Wednesday, March 18, 2009

Elisberg - news for twits

I have a Twitter account. I use it occasionally, but, frankly, a) have too many other things to do to keep up and b) as here, find most of what I want to say takes more than 140 characters.

So while I tell other journalists that, yes, they should have an account and monitor the beast, there's a secret part of me that agrees with Robert J. Elisberg when he says:

When I'm watching the news, I don't care what the viewers have to say.

If I wanted to hear what others have to say when I'm watching the news, I'd call up my friend Myles Berkowitz and listen to him yell at his TV screen.
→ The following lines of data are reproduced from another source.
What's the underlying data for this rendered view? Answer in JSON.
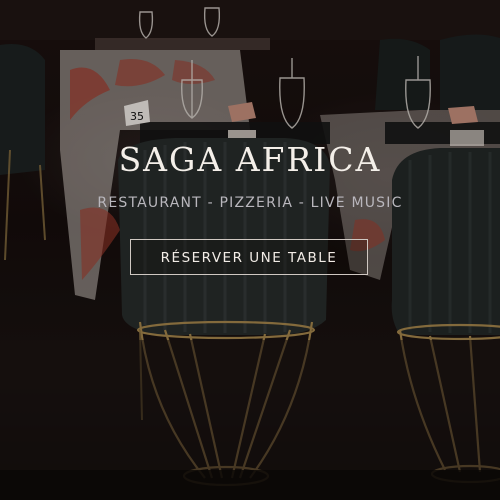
{
  "hero": {
    "title": "SAGA AFRICA",
    "subtitle": "RESTAURANT - PIZZERIA - LIVE MUSIC",
    "cta_label": "RÉSERVER UNE TABLE",
    "table_number": "35"
  },
  "colors": {
    "title": "#f4efe9",
    "subtitle": "#b9b7bd",
    "button_border": "#cfc8c2",
    "background": "#120c0b"
  }
}
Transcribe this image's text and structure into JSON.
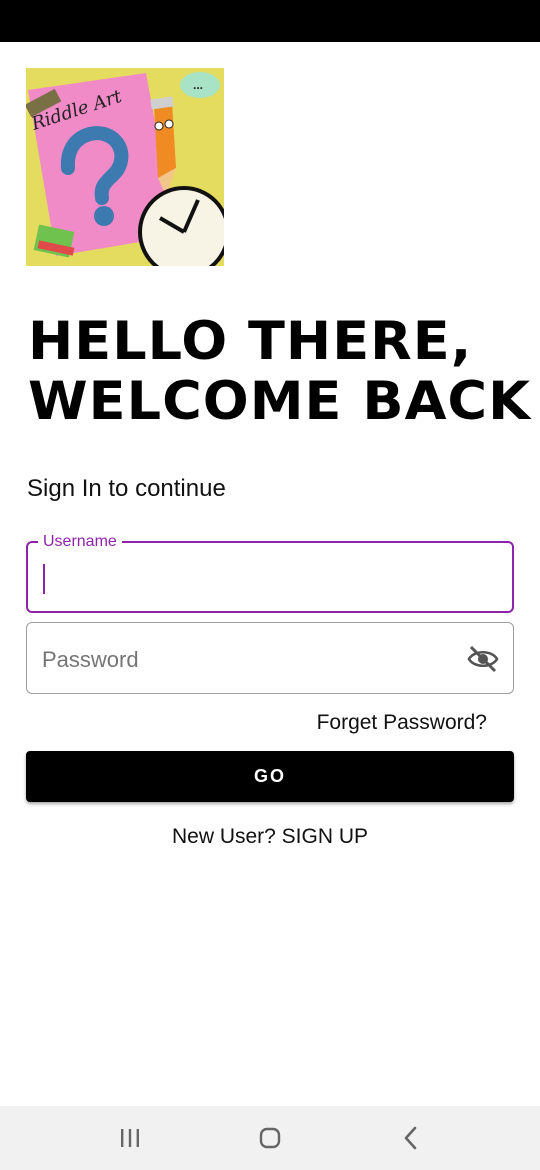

And before anyone gets up in arms thinking that's elitist - if I sent my own 140-character Twitter comment into a news show, no one should care about my "Tweet" either.
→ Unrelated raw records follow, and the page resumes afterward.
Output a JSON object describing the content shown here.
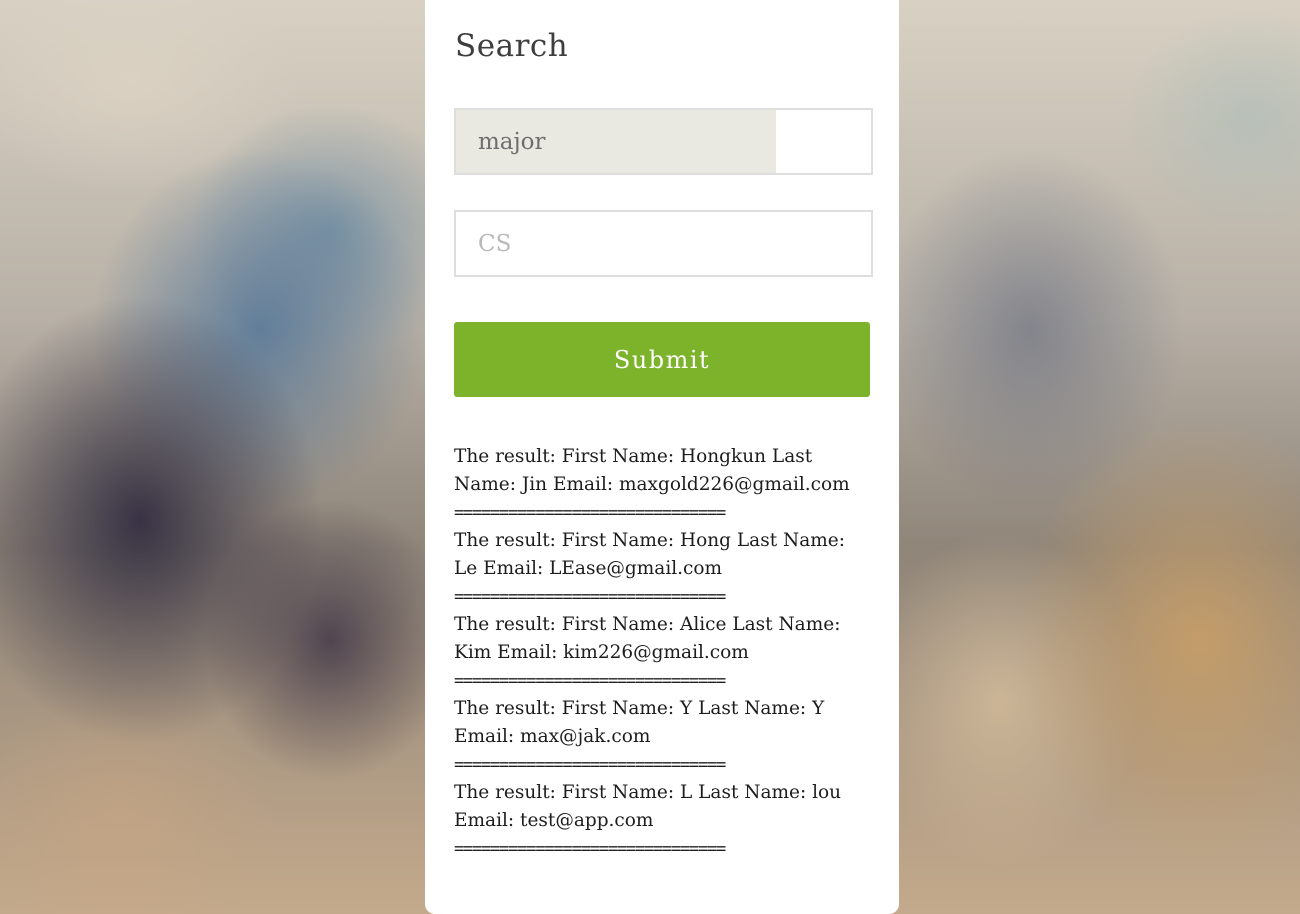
{
  "search": {
    "title": "Search",
    "major_field": {
      "value": "major",
      "placeholder": ""
    },
    "cs_field": {
      "value": "",
      "placeholder": "CS"
    },
    "submit_label": "Submit"
  },
  "results": [
    {
      "text": "The result: First Name: Hongkun Last Name: Jin Email: maxgold226@gmail.com",
      "separator": "=============================="
    },
    {
      "text": "The result: First Name: Hong Last Name: Le Email: LEase@gmail.com",
      "separator": "=============================="
    },
    {
      "text": "The result: First Name: Alice Last Name: Kim Email: kim226@gmail.com",
      "separator": "=============================="
    },
    {
      "text": "The result: First Name: Y Last Name: Y Email: max@jak.com",
      "separator": "=============================="
    },
    {
      "text": "The result: First Name: L Last Name: lou Email: test@app.com",
      "separator": "=============================="
    }
  ],
  "colors": {
    "submit_bg": "#7cb32b",
    "panel_bg": "#ffffff",
    "filled_field_bg": "#e9e9e2"
  }
}
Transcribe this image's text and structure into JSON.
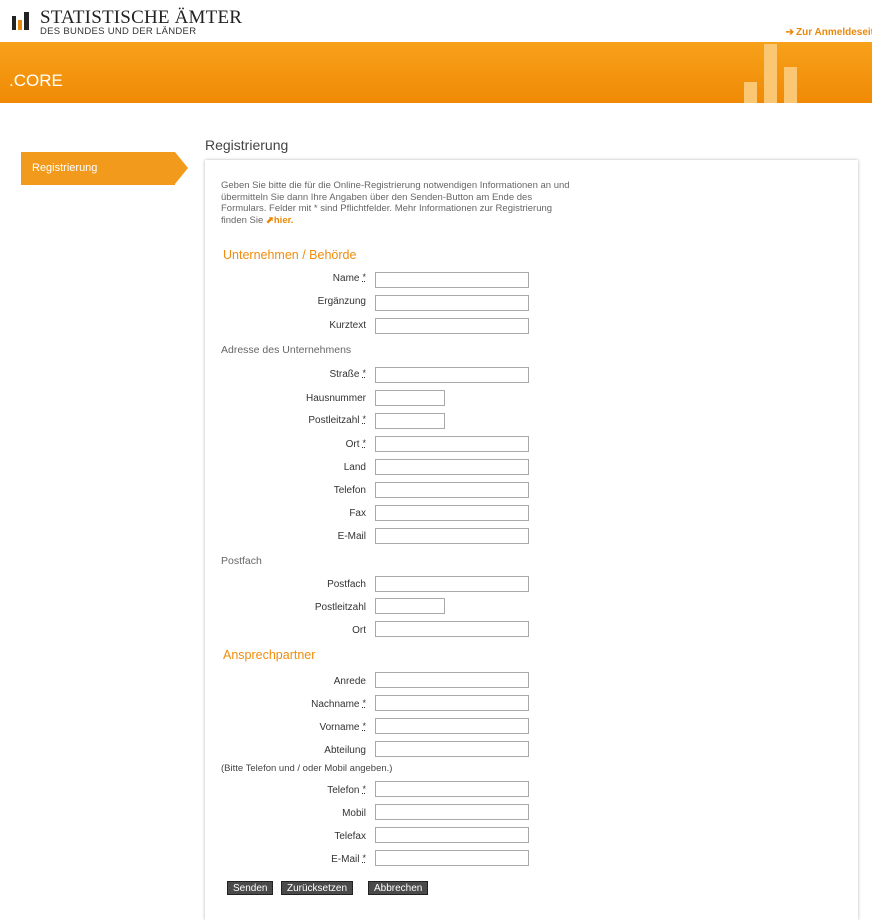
{
  "header": {
    "logo_title": "STATISTISCHE ÄMTER",
    "logo_subtitle": "DES BUNDES UND DER LÄNDER",
    "login_link": "Zur Anmeldeseit"
  },
  "banner": {
    "title": ".CORE"
  },
  "sidebar": {
    "items": [
      {
        "label": "Registrierung"
      }
    ]
  },
  "page_title": "Registrierung",
  "intro": {
    "lines": [
      "Geben Sie bitte die für die Online-Registrierung notwendigen Informationen an und",
      "übermitteln Sie dann Ihre Angaben über den Senden-Button am Ende des",
      "Formulars. Felder mit * sind Pflichtfelder. Mehr Informationen zur Registrierung"
    ],
    "last_prefix": "finden Sie ",
    "link_label": "hier."
  },
  "sections": {
    "company": "Unternehmen / Behörde",
    "address": "Adresse des Unternehmens",
    "postbox": "Postfach",
    "contact": "Ansprechpartner",
    "contact_note": "(Bitte Telefon und / oder Mobil angeben.)"
  },
  "required_mark": "*",
  "fields": {
    "name": {
      "label": "Name",
      "value": ""
    },
    "ergaenzung": {
      "label": "Ergänzung",
      "value": ""
    },
    "kurztext": {
      "label": "Kurztext",
      "value": ""
    },
    "strasse": {
      "label": "Straße",
      "value": ""
    },
    "hausnummer": {
      "label": "Hausnummer",
      "value": ""
    },
    "plz": {
      "label": "Postleitzahl",
      "value": ""
    },
    "ort": {
      "label": "Ort",
      "value": ""
    },
    "land": {
      "label": "Land",
      "value": ""
    },
    "telefon": {
      "label": "Telefon",
      "value": ""
    },
    "fax": {
      "label": "Fax",
      "value": ""
    },
    "email": {
      "label": "E-Mail",
      "value": ""
    },
    "postfach": {
      "label": "Postfach",
      "value": ""
    },
    "postfach_plz": {
      "label": "Postleitzahl",
      "value": ""
    },
    "postfach_ort": {
      "label": "Ort",
      "value": ""
    },
    "anrede": {
      "label": "Anrede",
      "value": ""
    },
    "nachname": {
      "label": "Nachname",
      "value": ""
    },
    "vorname": {
      "label": "Vorname",
      "value": ""
    },
    "abteilung": {
      "label": "Abteilung",
      "value": ""
    },
    "cp_telefon": {
      "label": "Telefon",
      "value": ""
    },
    "mobil": {
      "label": "Mobil",
      "value": ""
    },
    "telefax": {
      "label": "Telefax",
      "value": ""
    },
    "cp_email": {
      "label": "E-Mail",
      "value": ""
    }
  },
  "buttons": {
    "send": "Senden",
    "reset": "Zurücksetzen",
    "cancel": "Abbrechen"
  },
  "colors": {
    "accent": "#f29a1c",
    "link": "#e8890b",
    "banner": "#f7a11a"
  }
}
This is the news. It actually matters. If you are concerned about losing your job, you know it matters. If your home mortgage is on the edge, you know it matters. If you know someone fighting in Iraq, if you don't have health insurance, you know it matters.

When I watch a situation comedy, I don't want it interrupted every few minutes with "Great joke! - CarpetBlogger186" scrolling by. I expect no less from a newscast.

Most stories important enough to get on a national broadcast have many layers and require thoughtful analysis. When you limit opinion to 28 words, you get opinions that are worth only 28 words. Worse, it's 28 instant words, spit out so they R able 2 B the first submitted. Finely-tuned wisdom is the first casualty. ...

Having Twits in the middle of a newscast is like walking through a restaurant and overhearing snatches of conversations from total strangers. You rarely pay attention. At best, after sitting down you say, "You won't believe the stupid thing I just heard."

Yet put those same anonymous snatches on TV during a newscast, and suddenly people think it has deep meaning. Sorry, it still doesn't. It's a pointless distraction.

When I turn on a newscast...I want to hear news.